I don’t remember how much the reward for a colonoscopy was, but if you weren’t getting one you sure wouldn’t do it for that. I don’t know if there’s a Covid vaccine reward yet, but it’s early for that to have made it through the bureaucracy.
That seems to be the case since ACA. Pre-ACA, the insurance company would do a census on everyone in your group (typically your workplace), average all the numbers and set the rate based on that. You would, in effect, be charged higher rates because some of your co-workers smoked or rock climbed or have chronic medical issues.
Then for a while rates were set based on gender and age and these days, at least for me, it’s based only on age.

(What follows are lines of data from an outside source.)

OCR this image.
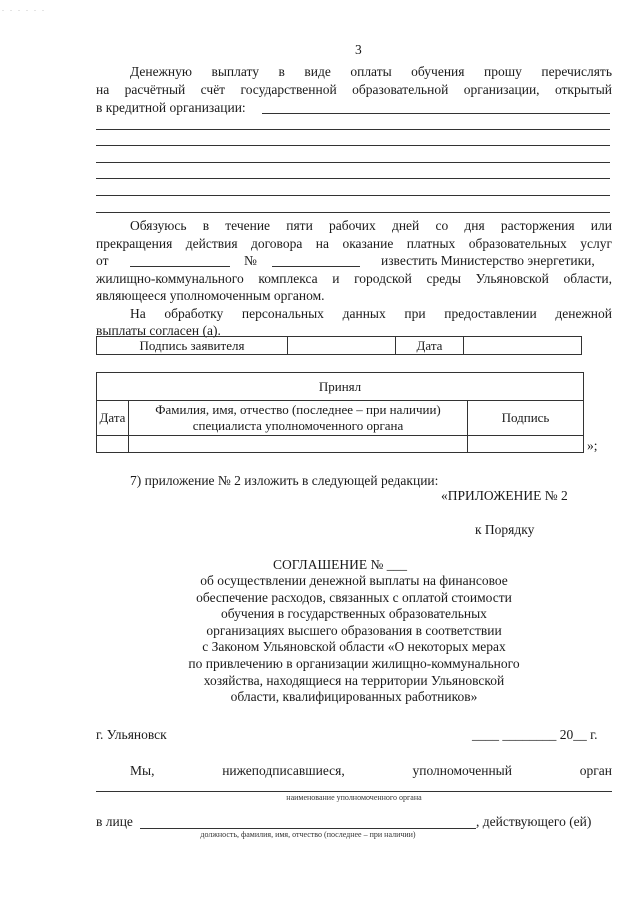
. . . . . .
3
Денежную выплату в виде оплаты обучения прошу перечислять
на расчётный счёт государственной образовательной организации, открытый
в кредитной организации:
Обязуюсь в течение пяти рабочих дней со дня расторжения или
прекращения действия договора на оказание платных образовательных услуг
от	№	известить Министерство энергетики,
жилищно-коммунального комплекса и городской среды Ульяновской области,
являющееся уполномоченным органом.
На обработку персональных данных при предоставлении денежной
выплаты согласен (а).
Подпись заявителя		Дата	
Принял		
Дата	Фамилия, имя, отчество (последнее – при наличии) специалиста уполномоченного органа	Подпись

»;
7) приложение № 2 изложить в следующей редакции:
«ПРИЛОЖЕНИЕ № 2
к Порядку
СОГЛАШЕНИЕ № ___
об осуществлении денежной выплаты на финансовое
обеспечение расходов, связанных с оплатой стоимости
обучения в государственных образовательных
организациях высшего образования в соответствии
с Законом Ульяновской области «О некоторых мерах
по привлечению в организации жилищно-коммунального
хозяйства, находящиеся на территории Ульяновской
области, квалифицированных работников»
г. Ульяновск	____ ________ 20__ г.
Мы, нижеподписавшиеся, уполномоченный орган
наименование уполномоченного органа
в лице	, действующего (ей)
должность, фамилия, имя, отчество (последнее – при наличии)
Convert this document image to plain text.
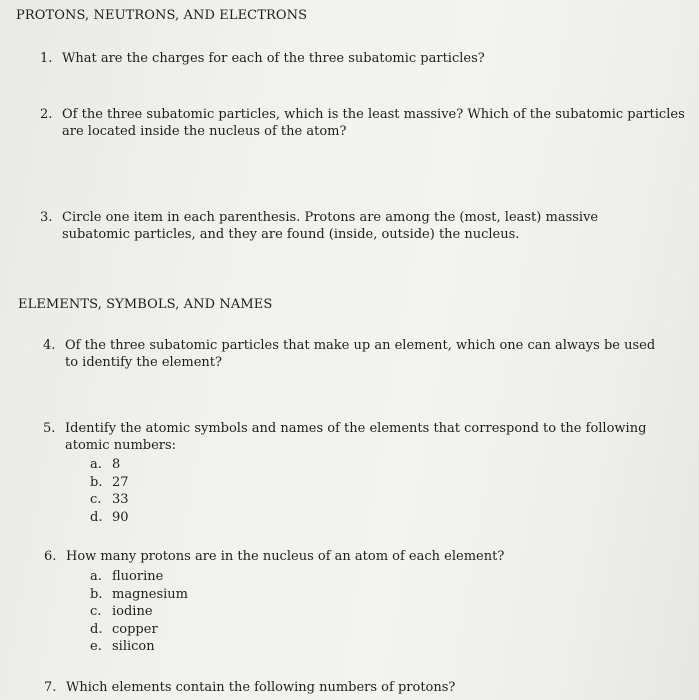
PROTONS, NEUTRONS, AND ELECTRONS
1. What are the charges for each of the three subatomic particles?
2. Of the three subatomic particles, which is the least massive? Which of the subatomic particles are located inside the nucleus of the atom?
3. Circle one item in each parenthesis. Protons are among the (most, least) massive subatomic particles, and they are found (inside, outside) the nucleus.
ELEMENTS, SYMBOLS, AND NAMES
4. Of the three subatomic particles that make up an element, which one can always be used to identify the element?
5. Identify the atomic symbols and names of the elements that correspond to the following atomic numbers:
a. 8
b. 27
c. 33
d. 90
6. How many protons are in the nucleus of an atom of each element?
a. fluorine
b. magnesium
c. iodine
d. copper
e. silicon
7. Which elements contain the following numbers of protons?
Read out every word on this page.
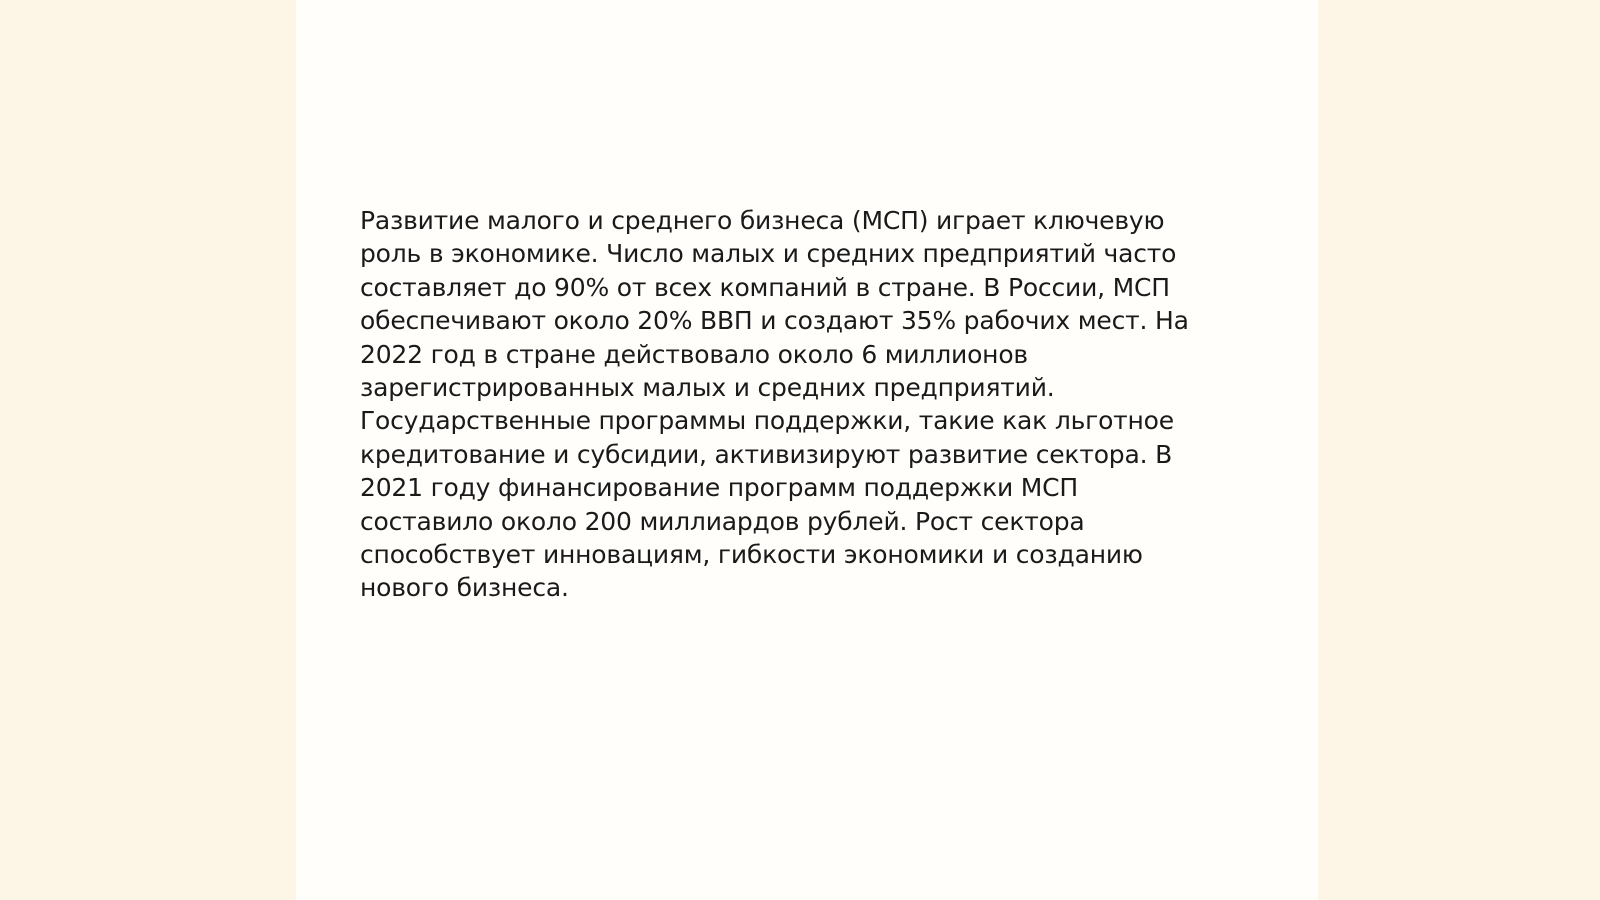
Развитие малого и среднего бизнеса (МСП) играет ключевую
роль в экономике. Число малых и средних предприятий часто
составляет до 90% от всех компаний в стране. В России, МСП
обеспечивают около 20% ВВП и создают 35% рабочих мест. На
2022 год в стране действовало около 6 миллионов
зарегистрированных малых и средних предприятий.
Государственные программы поддержки, такие как льготное
кредитование и субсидии, активизируют развитие сектора. В
2021 году финансирование программ поддержки МСП
составило около 200 миллиардов рублей. Рост сектора
способствует инновациям, гибкости экономики и созданию
нового бизнеса.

Having said that, what they could do is offer a monetary incentive. For example, when you get the second dose, they’ll send you a check for $50 or $100. That would get a lot of people to go that otherwise wouldn’t get it or wouldn’t be in any particular hurry to do it. I’m guessing it wouldn’t be all that difficult for their actuaries to figure out how much they could send all their members and still come out ahead based on a very large percentage of those inoculated not catching it…especially if the government is footing the bill for the actual vaccine.
As others have pointed out, health insurance companies do it by giving discounts, or direct cash, for doing healthy things. One company I worked for gave my $25 a month for hooking up my fitness tracker and making enough steps in a month. None of the other vaccinated diseases have had this high a death rate in my lifetime, so I’ve never seen any incentive for them, but I could see this being different.
The scary thing is that if you catch it and die the insurance company will pay out a lot less money than if you end up in the hospital for any length of time and/or have lifelong problems.